Posted by: mehitabel | October 3, 2007 4:53 PM

(Corrected version):

I agree, LizaBean. I'd add that one should be even better at reasonably anticipating what will offend someone s/he truly loves, in order to avoid saying something hurtful. When partners disagree (which naturally occurs from time to time in even the best of relationships), one can then work out the differences rationally and calmly.

Posted by: mehitabel | October 3, 2007 4:55 PM

ATB, I recognize the importance of the cooling-off period for the person who requests it. But I've never been comfortable with being on the receiving end of that request. It makes the conflict seem like a prelude to the person dumping me. I would grow more anxious during the cooling-off period, like a death-row inmate waiting to be led to the execution.

Posted by: Carstonio | October 3, 2007 5:04 PM

jjtwo - you found a good way to get into the gang today. stick around. i think you'll like it. by posting a lot you can shape the dialogue more to your liking.

sorry about the posting problem today. probably a sneak attack from our enemies.

Posted by: leslie4 | October 3, 2007 5:11 PM

"You have to accept that I cannot possibly know what's going to offend one person or excite another"

C'mon, really? I suspect that there are some things you know perfectly well will offend or excite and you act accordingly; a lot of things you could reasonably anticipate might offend or excite but you don't care; and some things you really can't anticipate either way. I also suspect that the real question is only how large that middle category is.

Posted by: LizaBean | October 3, 2007 04:48 PM

Doesn't mean you can stop doing it though...like when I mention California, granola, gas-guzzling SUVs, immigrant rights, or social programs, pATRICK usually stops by to call me a hippie. I should probably stay away from commenting on certain topics, but I just can't help it...

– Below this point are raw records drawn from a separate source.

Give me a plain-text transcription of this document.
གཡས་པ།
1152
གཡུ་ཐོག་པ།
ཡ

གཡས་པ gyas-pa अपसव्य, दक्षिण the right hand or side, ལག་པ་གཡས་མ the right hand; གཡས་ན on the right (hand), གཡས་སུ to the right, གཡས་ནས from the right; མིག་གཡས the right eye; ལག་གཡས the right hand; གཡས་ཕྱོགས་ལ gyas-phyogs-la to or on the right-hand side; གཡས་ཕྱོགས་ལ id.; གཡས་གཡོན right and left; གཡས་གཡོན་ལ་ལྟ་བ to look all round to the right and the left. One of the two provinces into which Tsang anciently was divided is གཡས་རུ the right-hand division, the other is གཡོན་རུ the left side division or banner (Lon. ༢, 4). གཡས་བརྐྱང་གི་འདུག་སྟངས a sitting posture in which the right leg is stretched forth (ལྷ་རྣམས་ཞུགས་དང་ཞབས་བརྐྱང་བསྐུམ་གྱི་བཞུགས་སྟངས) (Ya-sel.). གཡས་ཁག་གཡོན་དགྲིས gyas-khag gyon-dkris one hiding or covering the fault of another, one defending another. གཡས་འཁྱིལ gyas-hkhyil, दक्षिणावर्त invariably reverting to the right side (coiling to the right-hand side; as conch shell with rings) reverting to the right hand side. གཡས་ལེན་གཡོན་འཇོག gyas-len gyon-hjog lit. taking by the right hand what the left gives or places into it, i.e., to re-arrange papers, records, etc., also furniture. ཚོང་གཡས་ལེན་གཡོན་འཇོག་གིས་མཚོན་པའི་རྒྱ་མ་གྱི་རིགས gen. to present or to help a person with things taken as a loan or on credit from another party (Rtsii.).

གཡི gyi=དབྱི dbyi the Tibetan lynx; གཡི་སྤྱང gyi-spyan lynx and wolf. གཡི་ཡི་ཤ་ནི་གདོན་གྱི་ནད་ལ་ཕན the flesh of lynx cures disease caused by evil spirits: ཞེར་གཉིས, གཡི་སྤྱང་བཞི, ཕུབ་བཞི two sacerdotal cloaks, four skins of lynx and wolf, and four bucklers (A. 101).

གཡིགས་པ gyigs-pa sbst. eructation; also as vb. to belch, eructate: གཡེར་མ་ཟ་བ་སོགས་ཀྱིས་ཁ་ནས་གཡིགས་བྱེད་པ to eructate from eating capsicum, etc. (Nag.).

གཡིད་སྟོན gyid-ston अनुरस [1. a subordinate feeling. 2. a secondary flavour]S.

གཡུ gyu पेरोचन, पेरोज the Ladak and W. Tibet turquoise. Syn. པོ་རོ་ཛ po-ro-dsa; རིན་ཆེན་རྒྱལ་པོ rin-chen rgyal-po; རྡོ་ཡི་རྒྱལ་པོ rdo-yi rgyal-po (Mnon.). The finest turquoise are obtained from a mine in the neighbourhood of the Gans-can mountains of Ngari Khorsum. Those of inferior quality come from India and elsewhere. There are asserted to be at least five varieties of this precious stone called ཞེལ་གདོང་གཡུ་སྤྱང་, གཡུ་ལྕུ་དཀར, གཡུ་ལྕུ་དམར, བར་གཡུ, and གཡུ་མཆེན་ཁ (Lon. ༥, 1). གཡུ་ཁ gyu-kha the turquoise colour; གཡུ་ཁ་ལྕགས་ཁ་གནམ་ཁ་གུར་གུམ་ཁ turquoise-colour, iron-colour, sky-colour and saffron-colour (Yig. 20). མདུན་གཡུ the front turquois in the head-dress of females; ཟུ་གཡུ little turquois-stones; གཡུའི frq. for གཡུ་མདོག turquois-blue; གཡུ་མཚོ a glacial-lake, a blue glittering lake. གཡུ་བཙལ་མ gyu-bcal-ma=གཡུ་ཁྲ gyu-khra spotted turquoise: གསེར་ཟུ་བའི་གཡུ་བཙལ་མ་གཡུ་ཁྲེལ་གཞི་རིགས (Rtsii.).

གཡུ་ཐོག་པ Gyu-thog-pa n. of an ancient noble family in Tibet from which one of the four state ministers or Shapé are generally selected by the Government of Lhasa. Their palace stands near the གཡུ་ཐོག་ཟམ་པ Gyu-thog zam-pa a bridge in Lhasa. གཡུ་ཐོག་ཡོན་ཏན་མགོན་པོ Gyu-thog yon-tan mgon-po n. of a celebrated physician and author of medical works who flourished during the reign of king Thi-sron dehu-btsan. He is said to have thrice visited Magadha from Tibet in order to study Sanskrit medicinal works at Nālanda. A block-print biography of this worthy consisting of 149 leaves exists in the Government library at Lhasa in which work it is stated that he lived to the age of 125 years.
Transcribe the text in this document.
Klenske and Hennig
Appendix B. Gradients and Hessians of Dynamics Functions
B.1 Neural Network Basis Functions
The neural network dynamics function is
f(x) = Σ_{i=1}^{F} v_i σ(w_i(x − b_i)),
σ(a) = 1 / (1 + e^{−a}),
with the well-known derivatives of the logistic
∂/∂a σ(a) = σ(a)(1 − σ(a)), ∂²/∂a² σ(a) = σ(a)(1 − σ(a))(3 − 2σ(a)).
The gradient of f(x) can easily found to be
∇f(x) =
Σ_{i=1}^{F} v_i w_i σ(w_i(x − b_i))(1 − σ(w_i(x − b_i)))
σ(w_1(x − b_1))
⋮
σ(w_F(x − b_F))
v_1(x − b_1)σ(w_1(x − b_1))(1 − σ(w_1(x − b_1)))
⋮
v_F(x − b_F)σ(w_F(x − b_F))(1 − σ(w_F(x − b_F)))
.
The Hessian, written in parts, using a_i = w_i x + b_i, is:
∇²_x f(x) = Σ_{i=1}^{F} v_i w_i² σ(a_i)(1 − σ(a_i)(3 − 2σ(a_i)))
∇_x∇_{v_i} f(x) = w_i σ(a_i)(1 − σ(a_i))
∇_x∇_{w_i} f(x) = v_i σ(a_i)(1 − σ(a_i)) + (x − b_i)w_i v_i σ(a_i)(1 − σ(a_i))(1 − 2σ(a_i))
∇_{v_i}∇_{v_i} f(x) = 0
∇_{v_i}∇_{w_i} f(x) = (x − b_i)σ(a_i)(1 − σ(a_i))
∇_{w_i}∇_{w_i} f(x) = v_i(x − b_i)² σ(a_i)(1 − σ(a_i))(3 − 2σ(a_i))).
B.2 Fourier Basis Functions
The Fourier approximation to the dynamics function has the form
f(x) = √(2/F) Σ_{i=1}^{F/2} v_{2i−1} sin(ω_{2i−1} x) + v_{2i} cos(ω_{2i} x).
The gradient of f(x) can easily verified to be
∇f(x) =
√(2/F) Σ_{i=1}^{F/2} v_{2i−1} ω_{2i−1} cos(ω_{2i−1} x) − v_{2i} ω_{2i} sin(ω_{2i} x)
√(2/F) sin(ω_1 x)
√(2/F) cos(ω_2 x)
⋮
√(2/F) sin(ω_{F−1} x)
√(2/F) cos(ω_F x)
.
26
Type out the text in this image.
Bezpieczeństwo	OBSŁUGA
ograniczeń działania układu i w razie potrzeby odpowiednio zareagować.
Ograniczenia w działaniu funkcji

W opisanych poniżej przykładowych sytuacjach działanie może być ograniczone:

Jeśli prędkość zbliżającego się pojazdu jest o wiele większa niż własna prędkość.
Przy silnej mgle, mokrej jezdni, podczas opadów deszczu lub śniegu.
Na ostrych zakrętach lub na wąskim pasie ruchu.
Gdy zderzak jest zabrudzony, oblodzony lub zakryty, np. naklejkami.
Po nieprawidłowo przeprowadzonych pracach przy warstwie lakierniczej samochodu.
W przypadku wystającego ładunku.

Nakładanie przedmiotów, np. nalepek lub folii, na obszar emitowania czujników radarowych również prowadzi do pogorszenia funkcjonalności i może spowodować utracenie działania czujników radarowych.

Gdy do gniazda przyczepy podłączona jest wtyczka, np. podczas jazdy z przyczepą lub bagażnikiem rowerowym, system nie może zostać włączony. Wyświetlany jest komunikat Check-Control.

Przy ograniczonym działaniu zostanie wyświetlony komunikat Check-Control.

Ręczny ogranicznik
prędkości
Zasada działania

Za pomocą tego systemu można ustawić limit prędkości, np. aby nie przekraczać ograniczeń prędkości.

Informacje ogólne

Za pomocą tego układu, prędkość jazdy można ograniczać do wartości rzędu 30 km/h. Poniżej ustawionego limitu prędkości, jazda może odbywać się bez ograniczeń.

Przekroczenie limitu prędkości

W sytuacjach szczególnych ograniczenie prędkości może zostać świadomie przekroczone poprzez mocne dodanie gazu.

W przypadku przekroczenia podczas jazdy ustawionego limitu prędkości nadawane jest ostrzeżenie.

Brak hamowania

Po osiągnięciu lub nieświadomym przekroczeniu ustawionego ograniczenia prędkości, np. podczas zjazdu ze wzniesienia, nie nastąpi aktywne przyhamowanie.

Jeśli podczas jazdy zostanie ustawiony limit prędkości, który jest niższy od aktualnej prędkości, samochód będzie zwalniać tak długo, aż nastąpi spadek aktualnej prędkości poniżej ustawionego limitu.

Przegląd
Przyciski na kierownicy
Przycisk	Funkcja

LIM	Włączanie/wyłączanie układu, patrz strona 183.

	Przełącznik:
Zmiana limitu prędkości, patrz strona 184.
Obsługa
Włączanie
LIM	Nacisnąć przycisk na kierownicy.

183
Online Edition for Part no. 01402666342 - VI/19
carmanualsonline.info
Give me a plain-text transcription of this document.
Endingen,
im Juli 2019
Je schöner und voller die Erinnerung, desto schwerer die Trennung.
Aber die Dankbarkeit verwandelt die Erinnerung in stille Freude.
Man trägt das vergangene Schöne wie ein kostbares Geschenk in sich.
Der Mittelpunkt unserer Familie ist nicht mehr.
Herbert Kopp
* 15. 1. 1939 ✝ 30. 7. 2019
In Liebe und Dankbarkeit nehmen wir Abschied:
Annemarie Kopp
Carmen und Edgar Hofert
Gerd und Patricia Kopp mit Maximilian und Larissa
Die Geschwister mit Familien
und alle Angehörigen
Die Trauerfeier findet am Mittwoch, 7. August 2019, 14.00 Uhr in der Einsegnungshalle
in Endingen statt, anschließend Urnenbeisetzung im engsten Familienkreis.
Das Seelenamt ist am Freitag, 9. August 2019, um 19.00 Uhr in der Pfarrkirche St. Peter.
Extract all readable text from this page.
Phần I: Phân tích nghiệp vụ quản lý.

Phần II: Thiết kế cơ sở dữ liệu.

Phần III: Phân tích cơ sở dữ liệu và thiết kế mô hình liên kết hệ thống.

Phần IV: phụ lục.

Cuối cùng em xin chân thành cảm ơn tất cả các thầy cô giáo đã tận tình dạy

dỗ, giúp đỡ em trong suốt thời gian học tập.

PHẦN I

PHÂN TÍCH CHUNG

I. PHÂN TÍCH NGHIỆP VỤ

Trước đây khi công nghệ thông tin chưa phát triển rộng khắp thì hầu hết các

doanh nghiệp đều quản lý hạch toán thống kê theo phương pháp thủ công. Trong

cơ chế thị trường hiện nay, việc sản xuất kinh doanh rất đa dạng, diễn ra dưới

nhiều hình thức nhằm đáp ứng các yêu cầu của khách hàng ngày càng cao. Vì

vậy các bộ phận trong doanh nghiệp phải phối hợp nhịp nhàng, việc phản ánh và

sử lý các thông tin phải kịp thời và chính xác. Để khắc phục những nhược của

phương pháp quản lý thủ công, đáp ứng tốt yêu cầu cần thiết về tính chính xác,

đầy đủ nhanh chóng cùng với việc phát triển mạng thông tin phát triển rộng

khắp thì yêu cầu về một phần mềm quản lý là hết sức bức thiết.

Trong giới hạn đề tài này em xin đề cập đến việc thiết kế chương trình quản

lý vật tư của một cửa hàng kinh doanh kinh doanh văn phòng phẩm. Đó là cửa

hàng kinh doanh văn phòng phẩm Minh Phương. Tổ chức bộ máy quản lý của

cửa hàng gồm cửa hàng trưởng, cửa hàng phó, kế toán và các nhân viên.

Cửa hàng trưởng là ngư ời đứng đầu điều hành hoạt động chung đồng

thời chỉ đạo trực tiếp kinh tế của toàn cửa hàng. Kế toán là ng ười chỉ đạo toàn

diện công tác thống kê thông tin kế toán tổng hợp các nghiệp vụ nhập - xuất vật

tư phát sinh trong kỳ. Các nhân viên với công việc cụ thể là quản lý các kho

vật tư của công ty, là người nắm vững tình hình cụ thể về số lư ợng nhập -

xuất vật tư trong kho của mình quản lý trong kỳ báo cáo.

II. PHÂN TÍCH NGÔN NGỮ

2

Posted by: _Miles | October 3, 2007 5:13 PM

Miles, definitely doesn't mean that you should stop doing something, but at least own up to the fact that if you say "gas guzzling SUVs" you've got a pretty good guess you're going to get someone's hackles up, and don't pretend you could not possibly have anticipated that.

And also, of course, distinguish between what you say and how you say it. You can bring up all of those topics in ways that you know will be less abrasive or in ways that you know will be more abrasive - it's a choice that depends on your goals and personality, but it's still a choice you have.

And by the way, I mean "you" collectively, not just "you, Miles." :)

Posted by: LizaBean | October 3, 2007 5:22 PM

ATB, I recognize the importance of the cooling-off period for the person who requests it. But I've never been comfortable with being on the receiving end of that request. It makes the conflict seem like a prelude to the person dumping me. I would grow more anxious during the cooling-off period, like a death-row inmate waiting to be led to the execution.

Posted by: Carstonio | October 3, 2007 05:04 PM

This could have been written by DH...

It took a long time and a lot of counseling/work for him to accept that I genuinely needed what I said I needed, and that it wasn't about him, or about getting ready to dump him. He's good with handling his anxieties now - about 85-95%.

My issues were/are different, and I strive to match his success in handling them. Check back in another 20 years, and see how we're doing then.

Posted by: sue | October 3, 2007 5:39 PM

Please. I'm not a moron. I don't have social issues. There are going to be times when you say things that you do not think will be hurtful. I can't know that you're so freaked out about your cat dying that you will lose it if someone mentions that you're pussy cat is old and sweet. Seriously. mehitabel, you are claim to be so sensitive, but then spend an entire day attacking leslie and defending your choice to do so all day. You're a hypocrite and, frankly, you're exhausting to read.